A blue ball is thrown upward with an initial speed of 21.8 m/s, from a height of 0.9 meters above the ground. 2.7 seconds after
the blue ball is thrown, a red ball is thrown down with an initial speed of 10.4 m/s from a height of 26.6 meters above the ground. The force of gravity due to the earth results in the balls each having a constant downward acceleration of 9.81 m/s2.

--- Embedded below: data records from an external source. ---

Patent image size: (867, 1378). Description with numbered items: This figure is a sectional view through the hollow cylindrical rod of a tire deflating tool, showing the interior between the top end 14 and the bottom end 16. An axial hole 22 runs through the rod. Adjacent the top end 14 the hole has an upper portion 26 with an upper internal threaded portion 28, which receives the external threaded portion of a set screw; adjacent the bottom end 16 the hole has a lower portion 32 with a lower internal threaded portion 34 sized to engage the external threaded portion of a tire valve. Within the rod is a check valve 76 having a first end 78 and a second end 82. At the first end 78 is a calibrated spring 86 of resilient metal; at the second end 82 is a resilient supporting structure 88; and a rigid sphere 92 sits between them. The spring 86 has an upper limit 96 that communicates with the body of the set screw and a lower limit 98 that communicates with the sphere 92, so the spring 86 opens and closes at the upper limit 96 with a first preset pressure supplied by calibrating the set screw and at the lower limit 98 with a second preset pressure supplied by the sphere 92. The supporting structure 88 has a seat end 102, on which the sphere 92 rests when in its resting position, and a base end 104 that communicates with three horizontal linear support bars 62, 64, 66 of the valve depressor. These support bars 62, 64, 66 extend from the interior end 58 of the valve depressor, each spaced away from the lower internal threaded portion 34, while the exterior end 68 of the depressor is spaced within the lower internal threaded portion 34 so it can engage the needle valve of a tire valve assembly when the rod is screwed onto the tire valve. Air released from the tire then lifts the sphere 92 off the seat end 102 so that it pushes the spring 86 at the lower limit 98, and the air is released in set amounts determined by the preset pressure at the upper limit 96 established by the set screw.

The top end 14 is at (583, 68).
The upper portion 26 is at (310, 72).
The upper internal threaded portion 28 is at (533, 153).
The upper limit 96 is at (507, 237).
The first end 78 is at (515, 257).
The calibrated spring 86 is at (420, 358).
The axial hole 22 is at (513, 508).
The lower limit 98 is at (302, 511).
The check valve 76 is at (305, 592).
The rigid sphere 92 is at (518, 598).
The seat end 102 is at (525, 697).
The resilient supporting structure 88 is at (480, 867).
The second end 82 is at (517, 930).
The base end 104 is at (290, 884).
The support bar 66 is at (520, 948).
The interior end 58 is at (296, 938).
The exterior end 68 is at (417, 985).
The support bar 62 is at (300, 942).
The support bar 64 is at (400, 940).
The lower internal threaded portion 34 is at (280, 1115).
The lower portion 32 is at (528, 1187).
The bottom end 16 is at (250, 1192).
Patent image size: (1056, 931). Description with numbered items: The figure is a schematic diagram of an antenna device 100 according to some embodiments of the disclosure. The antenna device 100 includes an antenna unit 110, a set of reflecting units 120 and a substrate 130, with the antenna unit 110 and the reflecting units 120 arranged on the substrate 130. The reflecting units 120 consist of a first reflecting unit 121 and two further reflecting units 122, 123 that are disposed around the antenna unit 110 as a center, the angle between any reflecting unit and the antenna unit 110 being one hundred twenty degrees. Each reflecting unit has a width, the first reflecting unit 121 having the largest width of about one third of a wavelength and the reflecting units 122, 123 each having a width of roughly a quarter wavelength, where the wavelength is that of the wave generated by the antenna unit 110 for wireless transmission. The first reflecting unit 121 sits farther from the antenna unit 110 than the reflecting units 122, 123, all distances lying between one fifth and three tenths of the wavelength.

I can think of two possible and logical questions for the problem given. First, you can calculate for the maximum height reached by the blue ball. Second, you can compute the length of time for the two balls to be at the same height. If so, the solution are as follows:
When the object is thrown upwards or when the object is dropped from a height, the only force acting upon it is the gravitational force. Because of this, it simplifies equations of motion.
1. For the maximum height, the equation is H = v₀²/2g where v₀ is the initial speed g is the acceleration due to gravity equal to 9.81 m/s²
For the blue ball, v₀ = 21.8 m/s. Substituting the values: H = (21.8 m/s)²/2(9.81m/s²) H = 24.22 m The maximum height reached by the blue ball is 24.22 m + 0.9 = 25.12 m.
2. For this, you equate the y values of both balls:
y for red ball = y for blue ball v₀t + 0.5gt² = v₀t + 0.5gt² (10.4 m/s)t + 0.5(9.81 m/s²)(t²) + 26.6 m = (21.8 m/s)t + 0.5(9.81 m/s²)(t²) + 0.9 m Solving for t, t = 2.25 seconds
Thus, the two balls would be at the same height after 2.25 seconds.